Она делает это немедленно. Быстрое послушание успокаивает что-то первобытное во мне. Но я вижу проблеск настороженности в ее глазах. Она научилась читать скрытые течения моего собственничества. Хорошо. Она должна.
- Знаешь, какой сегодня день, Ханна? — спрашиваю я, подходя ближе и наслаждаясь моментом.
Она колеблется. - Вторник? - затем, под моим немигающим взглядом, она поправляет себя. - Шестнадцатого.
- Годовщина смерти моего отца, — тихо говорю я ей. - День, когда я унаследовал семью Северино. - моя рука скользит к ее пояснице, где кожа еще не имеет отметин — скоро изменится. - И сегодня ты становишься больше, чем просто моей женой. Ты становишься Северино.
По ней пробегает легкая дрожь, но она не отстраняется. Я рад. - Иди.
Я веду ее через особняк, моя рука твердо лежит на ее спине — именно там, где скоро будет мой гребень. Мы не разговариваем, пока идем. В этом нет необходимости. Тяжесть того, что грядет, висит в воздухе.
Когда мы доходим до кабинета в восточном крыле, я останавливаюсь, поворачивая ее лицом к себе. - То, что происходит сегодня, имеет большое значение, Ханна.
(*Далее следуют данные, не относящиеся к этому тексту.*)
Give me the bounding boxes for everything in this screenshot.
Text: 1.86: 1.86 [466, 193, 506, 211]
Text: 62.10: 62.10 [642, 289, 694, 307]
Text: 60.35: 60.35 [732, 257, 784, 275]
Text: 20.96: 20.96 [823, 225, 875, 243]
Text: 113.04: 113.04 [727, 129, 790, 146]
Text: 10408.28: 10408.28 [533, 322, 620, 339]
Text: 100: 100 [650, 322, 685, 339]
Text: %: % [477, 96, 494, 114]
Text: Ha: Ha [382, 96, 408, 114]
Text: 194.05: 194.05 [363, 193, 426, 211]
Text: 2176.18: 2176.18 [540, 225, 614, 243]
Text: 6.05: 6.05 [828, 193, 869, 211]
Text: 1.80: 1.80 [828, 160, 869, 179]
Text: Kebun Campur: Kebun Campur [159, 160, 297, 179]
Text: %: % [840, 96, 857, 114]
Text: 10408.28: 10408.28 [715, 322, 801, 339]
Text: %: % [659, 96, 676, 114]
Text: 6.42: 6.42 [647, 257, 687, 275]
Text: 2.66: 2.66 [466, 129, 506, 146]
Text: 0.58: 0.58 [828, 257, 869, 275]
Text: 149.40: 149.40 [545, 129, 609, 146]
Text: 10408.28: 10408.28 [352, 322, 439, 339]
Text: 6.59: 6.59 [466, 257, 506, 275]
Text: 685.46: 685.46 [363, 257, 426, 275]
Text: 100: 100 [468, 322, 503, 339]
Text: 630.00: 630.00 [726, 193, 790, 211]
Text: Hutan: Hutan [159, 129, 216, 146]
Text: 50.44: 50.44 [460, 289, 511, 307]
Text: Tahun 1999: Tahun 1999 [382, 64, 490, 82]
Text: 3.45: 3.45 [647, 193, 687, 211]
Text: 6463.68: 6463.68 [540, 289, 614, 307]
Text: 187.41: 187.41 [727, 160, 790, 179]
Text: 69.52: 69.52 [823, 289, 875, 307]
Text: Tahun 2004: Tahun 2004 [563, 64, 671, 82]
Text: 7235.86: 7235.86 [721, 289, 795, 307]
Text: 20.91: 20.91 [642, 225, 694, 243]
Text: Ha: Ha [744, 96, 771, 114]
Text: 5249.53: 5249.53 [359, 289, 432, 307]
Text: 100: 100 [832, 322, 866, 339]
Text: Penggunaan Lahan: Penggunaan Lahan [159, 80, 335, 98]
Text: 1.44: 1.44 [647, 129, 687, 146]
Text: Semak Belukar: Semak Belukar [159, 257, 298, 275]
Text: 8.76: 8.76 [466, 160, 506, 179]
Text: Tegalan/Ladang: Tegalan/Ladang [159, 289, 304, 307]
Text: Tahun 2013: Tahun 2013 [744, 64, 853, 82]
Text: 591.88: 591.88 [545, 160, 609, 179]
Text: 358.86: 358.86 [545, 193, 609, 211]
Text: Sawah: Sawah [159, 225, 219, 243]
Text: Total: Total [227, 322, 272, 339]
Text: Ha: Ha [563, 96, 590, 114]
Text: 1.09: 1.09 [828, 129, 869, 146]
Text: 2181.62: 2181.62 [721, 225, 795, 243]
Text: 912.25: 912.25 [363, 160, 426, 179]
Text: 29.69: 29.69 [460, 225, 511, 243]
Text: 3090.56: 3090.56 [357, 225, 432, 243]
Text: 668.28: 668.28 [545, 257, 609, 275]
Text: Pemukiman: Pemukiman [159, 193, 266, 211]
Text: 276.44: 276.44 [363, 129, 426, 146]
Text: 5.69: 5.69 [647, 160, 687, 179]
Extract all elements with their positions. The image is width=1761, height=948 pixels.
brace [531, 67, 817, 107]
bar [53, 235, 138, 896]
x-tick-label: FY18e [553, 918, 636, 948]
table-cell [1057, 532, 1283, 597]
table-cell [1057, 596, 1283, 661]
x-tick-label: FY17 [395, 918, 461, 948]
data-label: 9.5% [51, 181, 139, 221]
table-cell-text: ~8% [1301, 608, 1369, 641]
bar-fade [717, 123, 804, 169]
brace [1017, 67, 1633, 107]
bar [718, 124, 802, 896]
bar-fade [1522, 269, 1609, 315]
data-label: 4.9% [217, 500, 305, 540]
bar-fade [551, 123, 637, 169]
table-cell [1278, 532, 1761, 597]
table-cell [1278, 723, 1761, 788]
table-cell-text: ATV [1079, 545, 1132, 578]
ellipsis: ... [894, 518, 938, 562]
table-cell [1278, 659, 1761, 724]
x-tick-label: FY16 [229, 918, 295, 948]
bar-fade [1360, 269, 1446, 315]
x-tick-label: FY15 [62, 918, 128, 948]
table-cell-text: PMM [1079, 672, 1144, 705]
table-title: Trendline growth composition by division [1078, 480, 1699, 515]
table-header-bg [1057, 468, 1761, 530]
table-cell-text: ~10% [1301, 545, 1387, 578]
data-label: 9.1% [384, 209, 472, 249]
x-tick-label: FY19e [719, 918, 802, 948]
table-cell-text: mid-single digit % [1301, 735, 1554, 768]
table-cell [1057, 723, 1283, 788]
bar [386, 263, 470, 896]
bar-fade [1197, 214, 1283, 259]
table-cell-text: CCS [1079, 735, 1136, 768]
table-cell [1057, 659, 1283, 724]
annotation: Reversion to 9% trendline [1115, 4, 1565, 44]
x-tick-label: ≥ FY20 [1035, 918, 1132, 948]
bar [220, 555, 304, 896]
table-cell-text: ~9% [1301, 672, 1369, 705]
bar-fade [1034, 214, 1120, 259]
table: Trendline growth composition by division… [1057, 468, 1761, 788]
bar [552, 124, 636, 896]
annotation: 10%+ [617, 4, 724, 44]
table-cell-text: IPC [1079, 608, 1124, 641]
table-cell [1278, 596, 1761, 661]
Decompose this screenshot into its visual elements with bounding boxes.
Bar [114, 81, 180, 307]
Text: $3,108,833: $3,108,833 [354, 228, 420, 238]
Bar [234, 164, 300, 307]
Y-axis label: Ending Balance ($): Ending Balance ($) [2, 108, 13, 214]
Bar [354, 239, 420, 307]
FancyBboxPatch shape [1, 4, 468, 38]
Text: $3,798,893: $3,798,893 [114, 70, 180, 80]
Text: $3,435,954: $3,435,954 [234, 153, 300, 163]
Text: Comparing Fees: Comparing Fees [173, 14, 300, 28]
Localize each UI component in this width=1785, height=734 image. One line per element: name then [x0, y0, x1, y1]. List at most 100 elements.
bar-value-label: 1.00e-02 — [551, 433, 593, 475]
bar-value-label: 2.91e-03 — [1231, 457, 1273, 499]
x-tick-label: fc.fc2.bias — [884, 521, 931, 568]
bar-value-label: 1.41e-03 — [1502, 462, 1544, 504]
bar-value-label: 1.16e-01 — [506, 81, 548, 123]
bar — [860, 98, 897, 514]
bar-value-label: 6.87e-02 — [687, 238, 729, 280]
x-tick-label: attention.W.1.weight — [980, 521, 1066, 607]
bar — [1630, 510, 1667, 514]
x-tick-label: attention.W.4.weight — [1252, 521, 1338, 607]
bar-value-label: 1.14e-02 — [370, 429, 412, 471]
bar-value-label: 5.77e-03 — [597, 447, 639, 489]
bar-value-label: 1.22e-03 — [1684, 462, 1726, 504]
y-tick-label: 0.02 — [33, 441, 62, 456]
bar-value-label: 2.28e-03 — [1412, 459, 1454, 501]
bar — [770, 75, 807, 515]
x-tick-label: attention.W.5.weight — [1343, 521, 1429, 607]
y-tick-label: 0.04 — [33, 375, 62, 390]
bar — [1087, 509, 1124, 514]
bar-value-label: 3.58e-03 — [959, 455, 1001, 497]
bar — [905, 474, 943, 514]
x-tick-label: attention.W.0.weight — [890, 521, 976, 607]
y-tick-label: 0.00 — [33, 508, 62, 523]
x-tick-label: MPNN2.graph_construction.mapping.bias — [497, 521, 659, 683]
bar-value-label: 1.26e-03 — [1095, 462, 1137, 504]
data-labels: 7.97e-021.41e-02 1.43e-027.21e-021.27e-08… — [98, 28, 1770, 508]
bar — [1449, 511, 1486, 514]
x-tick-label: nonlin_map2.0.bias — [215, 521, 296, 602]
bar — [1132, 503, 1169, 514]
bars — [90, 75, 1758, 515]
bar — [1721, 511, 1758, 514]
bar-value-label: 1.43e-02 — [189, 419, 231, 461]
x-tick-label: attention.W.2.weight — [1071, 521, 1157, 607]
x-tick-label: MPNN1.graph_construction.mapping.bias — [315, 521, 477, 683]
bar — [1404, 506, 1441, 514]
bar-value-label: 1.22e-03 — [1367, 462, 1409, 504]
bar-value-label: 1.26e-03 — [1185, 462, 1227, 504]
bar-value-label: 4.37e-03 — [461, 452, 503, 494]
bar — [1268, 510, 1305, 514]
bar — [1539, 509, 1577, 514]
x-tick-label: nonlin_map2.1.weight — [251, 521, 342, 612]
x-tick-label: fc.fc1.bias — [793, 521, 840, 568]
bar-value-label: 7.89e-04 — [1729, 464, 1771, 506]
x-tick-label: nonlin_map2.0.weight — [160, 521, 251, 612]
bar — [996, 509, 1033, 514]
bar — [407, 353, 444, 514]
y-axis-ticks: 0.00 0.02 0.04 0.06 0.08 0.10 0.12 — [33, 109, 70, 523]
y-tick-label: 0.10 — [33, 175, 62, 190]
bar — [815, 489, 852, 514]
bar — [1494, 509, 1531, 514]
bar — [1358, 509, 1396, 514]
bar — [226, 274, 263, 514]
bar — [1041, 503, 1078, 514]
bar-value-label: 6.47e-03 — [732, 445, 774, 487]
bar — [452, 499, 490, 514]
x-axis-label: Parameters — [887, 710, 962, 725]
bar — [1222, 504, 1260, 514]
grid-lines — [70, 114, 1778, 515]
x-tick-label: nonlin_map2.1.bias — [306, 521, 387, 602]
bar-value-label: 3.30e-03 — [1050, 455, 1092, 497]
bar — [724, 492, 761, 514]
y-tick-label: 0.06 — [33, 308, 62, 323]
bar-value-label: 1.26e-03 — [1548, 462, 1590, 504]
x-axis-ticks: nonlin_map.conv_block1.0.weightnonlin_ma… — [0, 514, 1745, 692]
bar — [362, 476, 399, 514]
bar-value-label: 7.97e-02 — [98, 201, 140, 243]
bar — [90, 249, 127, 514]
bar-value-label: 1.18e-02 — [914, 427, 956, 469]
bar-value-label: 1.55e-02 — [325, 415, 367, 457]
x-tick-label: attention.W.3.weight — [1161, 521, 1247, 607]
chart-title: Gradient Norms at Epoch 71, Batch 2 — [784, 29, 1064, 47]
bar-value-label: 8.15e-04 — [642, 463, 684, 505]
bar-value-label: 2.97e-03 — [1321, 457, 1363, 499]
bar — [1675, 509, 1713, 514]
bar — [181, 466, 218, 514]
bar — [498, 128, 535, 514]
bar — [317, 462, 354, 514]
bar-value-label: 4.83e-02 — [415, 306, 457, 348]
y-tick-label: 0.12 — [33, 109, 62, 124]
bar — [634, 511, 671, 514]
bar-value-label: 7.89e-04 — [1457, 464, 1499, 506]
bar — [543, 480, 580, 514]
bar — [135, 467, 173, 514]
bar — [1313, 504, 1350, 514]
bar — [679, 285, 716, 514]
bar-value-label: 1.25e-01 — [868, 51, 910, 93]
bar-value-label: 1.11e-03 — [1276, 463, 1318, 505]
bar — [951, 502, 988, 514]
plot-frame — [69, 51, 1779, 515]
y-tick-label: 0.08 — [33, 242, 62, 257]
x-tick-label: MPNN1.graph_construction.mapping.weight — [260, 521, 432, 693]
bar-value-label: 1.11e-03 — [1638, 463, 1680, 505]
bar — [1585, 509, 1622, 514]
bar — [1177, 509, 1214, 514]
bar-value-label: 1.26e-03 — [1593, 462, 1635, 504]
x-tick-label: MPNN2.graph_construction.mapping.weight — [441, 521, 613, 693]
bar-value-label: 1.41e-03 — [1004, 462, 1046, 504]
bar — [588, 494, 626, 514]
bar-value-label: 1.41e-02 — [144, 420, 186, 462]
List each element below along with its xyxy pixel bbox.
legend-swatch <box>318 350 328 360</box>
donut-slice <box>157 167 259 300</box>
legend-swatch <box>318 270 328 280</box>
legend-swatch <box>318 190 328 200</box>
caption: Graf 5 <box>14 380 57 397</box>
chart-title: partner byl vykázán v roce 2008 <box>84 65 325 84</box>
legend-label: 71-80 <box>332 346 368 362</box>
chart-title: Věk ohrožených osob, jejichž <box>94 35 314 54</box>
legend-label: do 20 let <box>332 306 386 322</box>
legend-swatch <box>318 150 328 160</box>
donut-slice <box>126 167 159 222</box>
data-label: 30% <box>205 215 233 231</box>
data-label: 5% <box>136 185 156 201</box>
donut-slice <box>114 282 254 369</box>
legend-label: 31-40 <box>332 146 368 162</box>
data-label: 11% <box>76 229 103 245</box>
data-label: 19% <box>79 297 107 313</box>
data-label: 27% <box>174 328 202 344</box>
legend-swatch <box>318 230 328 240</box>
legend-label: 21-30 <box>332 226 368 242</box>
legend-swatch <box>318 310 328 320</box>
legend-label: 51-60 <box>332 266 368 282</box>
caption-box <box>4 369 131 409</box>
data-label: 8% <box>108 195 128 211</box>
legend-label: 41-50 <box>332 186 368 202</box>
Большее значение, чем наша свадьба, большее значение, чем те отметины, которые ты уже носишь. Это свяжет тебя с моей семьей на все времена.
Ее горло работает, когда она глотает. - Что ты собираешься со мной сделать?
- Не для тебя, — мягко поправляю я. - Для меня. Я даю тебе место в моей родословной. Я гарантирую, что никто никогда не задастся вопросом, где твое место.
Толкнув дверь, я провожу ее внутрь. Антон стоит наготове, его оборудование разложено с хирургической точностью. Кресло —специально для этого создан — ждет в центре комнаты. Мерцает свет свечей, отбрасывая длинные тени на стены. Атмосфера преднамеренная. Ритуальная.
- Татуировка, — выдыхает она со смирением в голосе.
- Последняя, — подтверждаю я, хотя мы оба знаем, что это ложь. Моя потребность отмечать ее только усилилась со временем. Однако это — этот герб — самый важный. Тот, что связывает ее с именем моей семьи, моим наследием.
Я веду ее к креслу, не оставляя прикосновений к ее коже. - Сними рубашку и ложись лицом вниз.
Ее колебание краткое, но оно есть. Я жду, позволяя тишине затянуться. Она медленно снимает сорочку через голову и укладывается на стул. Уязвимая. Открытая. Моя.
Я передаю Антону дизайн. - Точно, как на рисунке. Никаких отклонений. И используй предоставленные мной чернила.
Он не подвергает это сомнению. Он знает лучше. Пока Антон готовит трафарет, я становлюсь на колени рядом с Ханной, убирая волосы с ее лица. - Герб Северино восходит к Сицилии шестнадцатого века, — бормочу я. - Лев олицетворяет защиту через силу. Розы — красоту, окруженную шипами. Опасно прикасаться. Как и ты.
У нее перехватывает дыхание, но она не отвечает.
Антон прижимает трафарет к ее коже, а когда он его отрывает, контур остается — отголосок наследия моей семьи, ожидающий своего часа, чтобы стать постоянным.